How chapters work on Apple Podcasts and Spotify (and how to use yours)

Modified on Sun, 21 Jun at 3:59 AM

Chapters let listeners jump straight to the part of an episode they care about. The catch is that podcast apps don't all read chapters the same way, and Apple Podcasts and Spotify each added their own automatic chapters recently.


This article explains what each platform does and how to make sure your chapters are the ones people see.

New to chapters? Start with What is a podcast chapter? and How to add a chapter.


What RSS.com does with your chapters


When you create chapters in your RSS.com dashboard (up to 10 per episode), we add them to your RSS feed in two open formats at once:

  • Podcasting 2.0 chapters (<podcast:chapters>), the rich format that carries titles, images, and links.
  • Podlove Simple Chapters, the format Spotify reads.


Those chapters show up automatically on your RSS.com web player, on Podcasting 2.0 apps (Podverse, Fountain, Castamatic, and others), and, because we include the Podlove format, on Spotify. They're also baked into the video when you publish to YouTube via PodViz. For the full breakdown of which apps show titles vs. images vs. links, see Chapter element support across apps.


Below is how the two big apps handle chapters specifically.


Spotify


Spotify reads the chapters in your feed. Because we include Podlove Simple Chapters, the chapters you create on RSS.com appear on Spotify automatically, no Spotify-side setup needed (Spotify: enabling chapters, which tells creators hosted elsewhere to “use Podlove chapters in your RSS feed”).


Your chapters take priority over Spotify's automatic ones. Spotify also auto-generates chapters for some shows (currently English only, limited rollout), but per Spotify, “if you add manual chapters, they show instead of your automatic chapters” (Spotify: episode chapters), and your feed chapters count as your chapters.


A few Spotify specifics:

  • Spotify shows chapter titles only, not chapter images or links.
  • Spotify's rules: at least 3 chapters, at least 30 seconds apart, the first chapter at 00:00, and titles in plain text (no emojis/HTML), ideally under 40 characters.
  • Spotify may also add AI-reworded “chapter hooks” to titles for discovery; you can turn those off per episode or for the whole show.


Apple Podcasts


Apple Podcasts supports chapters through a few different routes, and it auto-generates its own (English only, full and bonus episodes 10+ minutes, starting with iOS 26.2 in late 2025). When chapters aren't provided, Apple shows its own set with an “Automatically created” label. Apple's documentation states that when you do provide chapters, “they'll always be displayed in Apple Podcasts.”

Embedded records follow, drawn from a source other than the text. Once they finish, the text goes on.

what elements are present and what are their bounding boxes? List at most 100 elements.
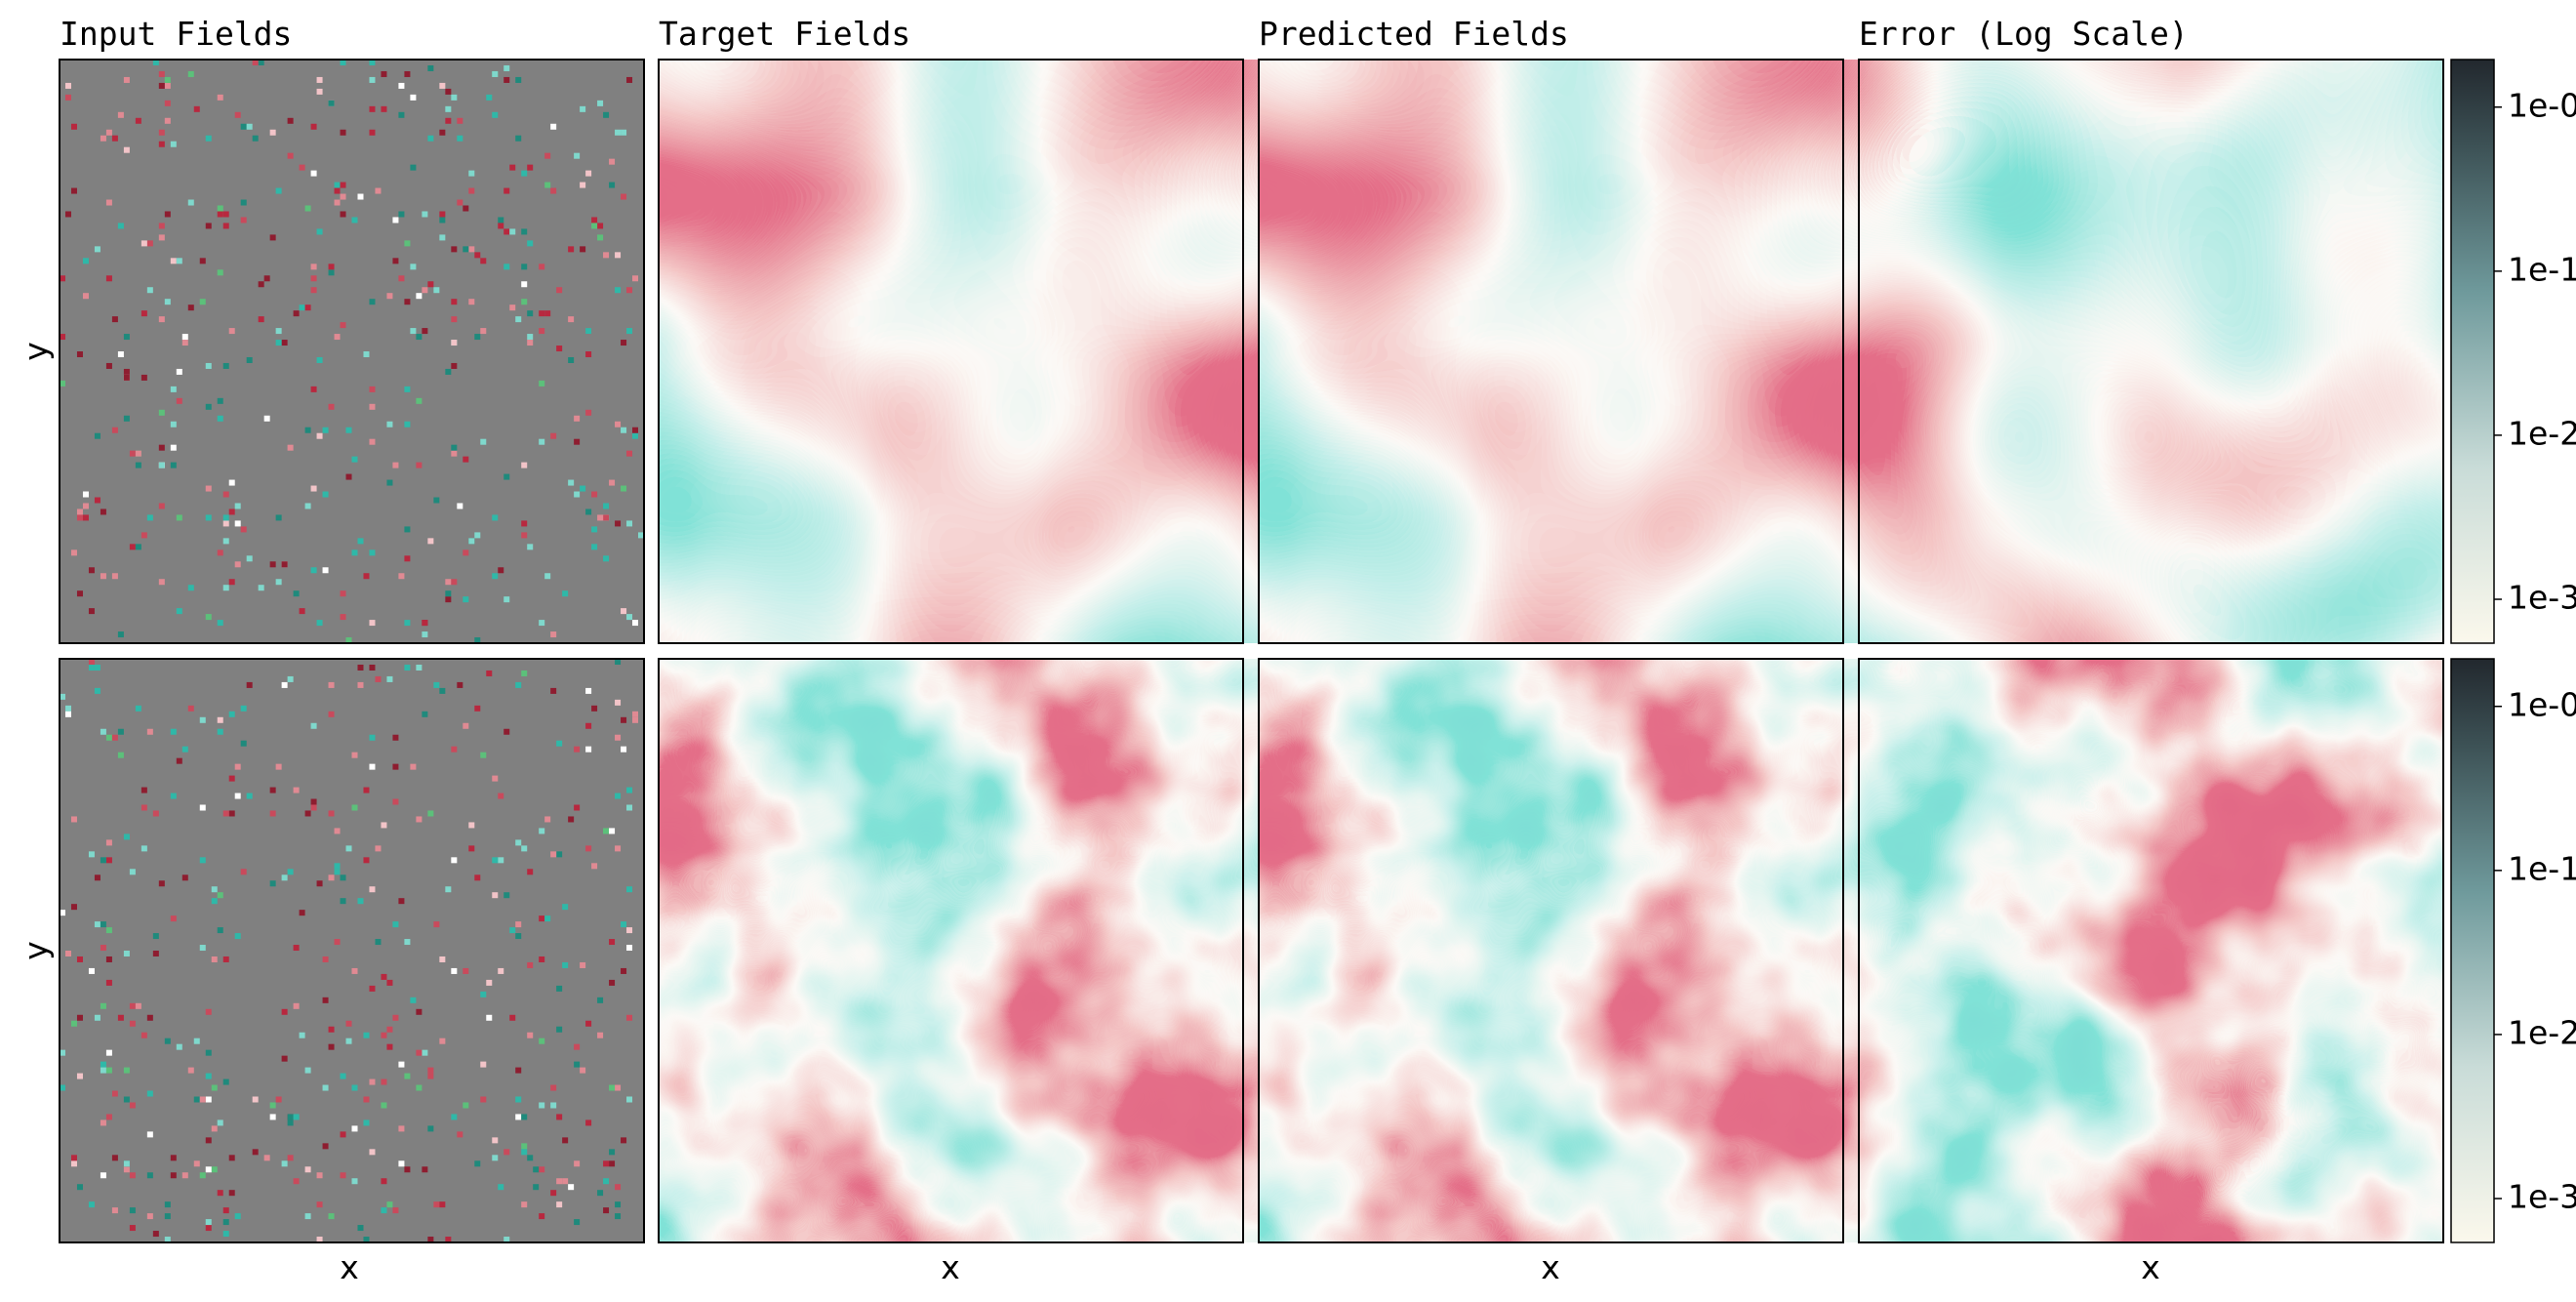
sample-pixel — [626, 328, 633, 335]
sample-pixel — [322, 997, 329, 1003]
sample-pixel — [445, 368, 452, 375]
sample-pixel — [60, 1049, 65, 1056]
sample-pixel — [357, 898, 364, 905]
sample-pixel — [141, 787, 147, 793]
sample-pixel — [451, 1114, 458, 1120]
sample-pixel — [427, 810, 434, 817]
sample-pixel — [468, 845, 475, 852]
sample-pixel — [310, 722, 317, 729]
sample-pixel — [82, 503, 89, 509]
sample-pixel — [615, 1184, 622, 1191]
sample-pixel — [129, 544, 136, 550]
sample-pixel — [363, 1119, 370, 1126]
sample-pixel — [626, 1014, 633, 1021]
sample-pixel — [158, 880, 165, 887]
sample-pixel — [468, 170, 475, 177]
sample-pixel — [474, 637, 481, 644]
sample-pixel — [252, 1149, 259, 1156]
sample-pixel — [626, 287, 633, 294]
panel-frame — [1258, 658, 1844, 1243]
sample-pixel — [451, 450, 458, 457]
sample-pixel — [410, 763, 417, 770]
sample-pixel — [111, 135, 118, 142]
sample-pixel — [580, 961, 586, 968]
sample-pixel — [170, 386, 177, 392]
sample-pixel — [322, 427, 329, 433]
sample-pixel — [445, 596, 452, 603]
sample-pixel — [176, 608, 182, 615]
sample-pixel — [521, 532, 528, 539]
sample-pixel — [141, 240, 147, 247]
sample-pixel — [176, 1043, 182, 1050]
sample-pixel — [316, 880, 323, 887]
sample-pixel — [398, 1061, 405, 1068]
y-axis-label: y — [17, 941, 55, 960]
sample-pixel — [304, 1166, 311, 1173]
sample-pixel — [164, 1213, 171, 1220]
sample-pixel — [539, 380, 545, 387]
sample-pixel — [105, 129, 112, 136]
sample-pixel — [580, 246, 586, 253]
sample-pixel — [164, 211, 171, 218]
sample-pixel — [287, 675, 294, 682]
sample-pixel — [205, 1073, 212, 1079]
sample-pixel — [398, 82, 405, 89]
panel-frame — [59, 658, 645, 1243]
sample-pixel — [117, 728, 124, 735]
sample-pixel — [521, 1114, 528, 1120]
sample-pixel — [176, 397, 182, 404]
sample-pixel — [170, 915, 177, 922]
sample-pixel — [386, 675, 393, 682]
sample-pixel — [597, 223, 604, 229]
sample-pixel — [240, 217, 247, 224]
sample-pixel — [193, 105, 200, 112]
sample-pixel — [451, 967, 458, 974]
sample-pixel — [357, 193, 364, 200]
sample-pixel — [105, 839, 112, 846]
sample-pixel — [88, 1201, 95, 1208]
sample-pixel — [521, 281, 528, 288]
sample-pixel — [222, 1207, 229, 1214]
sample-pixel — [293, 945, 300, 952]
sample-pixel — [199, 945, 206, 952]
sample-pixel — [515, 921, 522, 928]
sample-pixel — [345, 1038, 352, 1044]
sample-pixel — [574, 491, 581, 498]
sample-pixel — [480, 991, 487, 997]
sample-pixel — [316, 76, 323, 83]
sample-pixel — [222, 362, 229, 369]
sample-pixel — [357, 681, 364, 688]
sample-pixel — [240, 199, 247, 206]
sample-pixel — [580, 105, 586, 112]
sample-pixel — [550, 631, 557, 638]
sample-pixel — [369, 129, 376, 136]
sample-pixel — [439, 211, 446, 218]
sample-pixel — [170, 793, 177, 799]
sample-pixel — [88, 567, 95, 574]
sample-pixel — [369, 1078, 376, 1085]
sample-pixel — [111, 1090, 118, 1097]
sample-pixel — [515, 1067, 522, 1074]
sample-pixel — [299, 910, 305, 916]
sample-pixel — [416, 334, 423, 341]
sample-pixel — [105, 956, 112, 962]
sample-pixel — [117, 1014, 124, 1021]
sample-pixel — [474, 334, 481, 341]
panel-title: Predicted Fields — [1259, 15, 1569, 53]
sample-pixel — [94, 1014, 101, 1021]
sample-pixel — [100, 1172, 106, 1179]
sample-pixel — [585, 1020, 592, 1027]
sample-pixel — [164, 1237, 171, 1243]
sample-pixel — [76, 509, 83, 515]
sample-pixel — [375, 845, 382, 852]
sample-pixel — [222, 585, 229, 591]
predicted-field-image — [1259, 659, 1843, 1242]
sample-pixel — [76, 956, 83, 962]
sample-pixel — [509, 927, 516, 934]
sample-pixel — [369, 886, 376, 893]
sample-pixel — [369, 664, 376, 671]
sample-pixel — [556, 287, 563, 294]
sample-pixel — [533, 1184, 540, 1191]
sample-pixel — [158, 409, 165, 416]
sample-pixel — [386, 979, 393, 986]
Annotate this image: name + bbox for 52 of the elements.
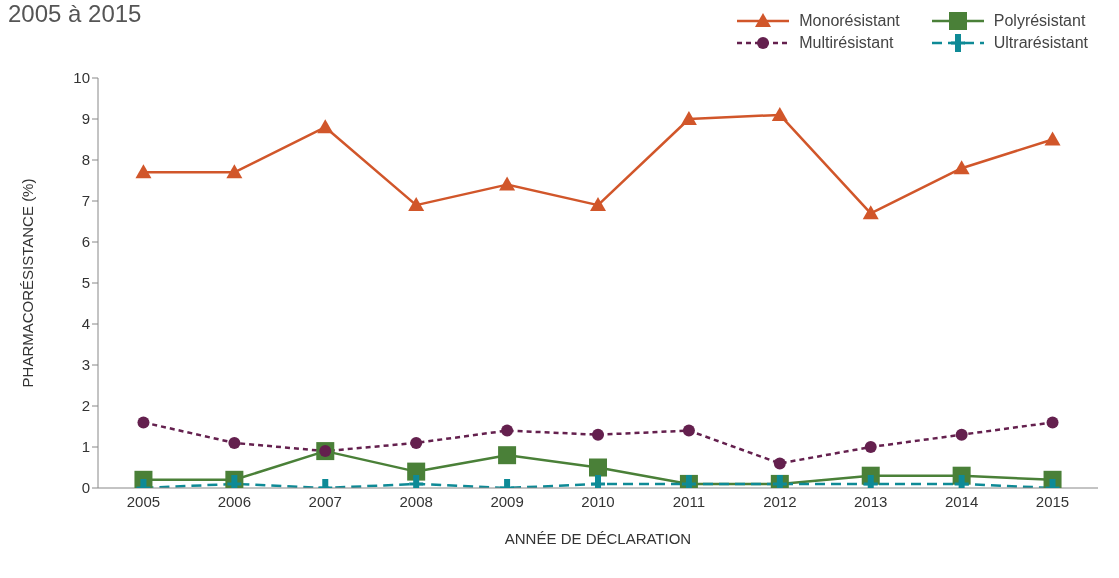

Apple documents three ways to provide chapters:

  1. Timestamps in your episode description: write your chapter times and titles into the show notes (starting at 00:00:00, at least three of them) and Apple turns them into tappable markers. This is the simplest, most reliable route for an RSS-hosted show today, and it works alongside the chapters in your feed.
  2. The <podcast:chapters> tag in your feed: Apple documents reading this from your hosting provider, including chapter images and links.
  3. Chapters embedded in the audio file (ID3/MP4 markers): added to the file itself before upload, using a tool like Forecast.


Practical recommendation for an RSS.com show: add your chapters on RSS.com (so they're in your feed for Spotify and Podcasting 2.0 apps), and also add the same chapter timestamps to your episode description, that combination is what reliably surfaces chapter navigation on Apple Podcasts today. If Apple is especially important to you, embedding ID3 chapters in the audio file is the most bullet-proof option. See Chapter type support across apps for the step-by-step.


Apple's chapter recommendations: start the first chapter at 00:00:00, include at least three, keep them no shorter than two minutes (and no more than ~6 per hour), and keep titles under 45 characters.


A note on formats (why we use both)


There's no single chapter format every app reads. Apple's documented feed format is Podcasting 2.0 (<podcast:chapters>); Spotify's is Podlove Simple Chapters. Rather than make you choose, RSS.com puts both in your feed automatically — so your chapters reach the widest possible set of apps from one set of clicks in your dashboard.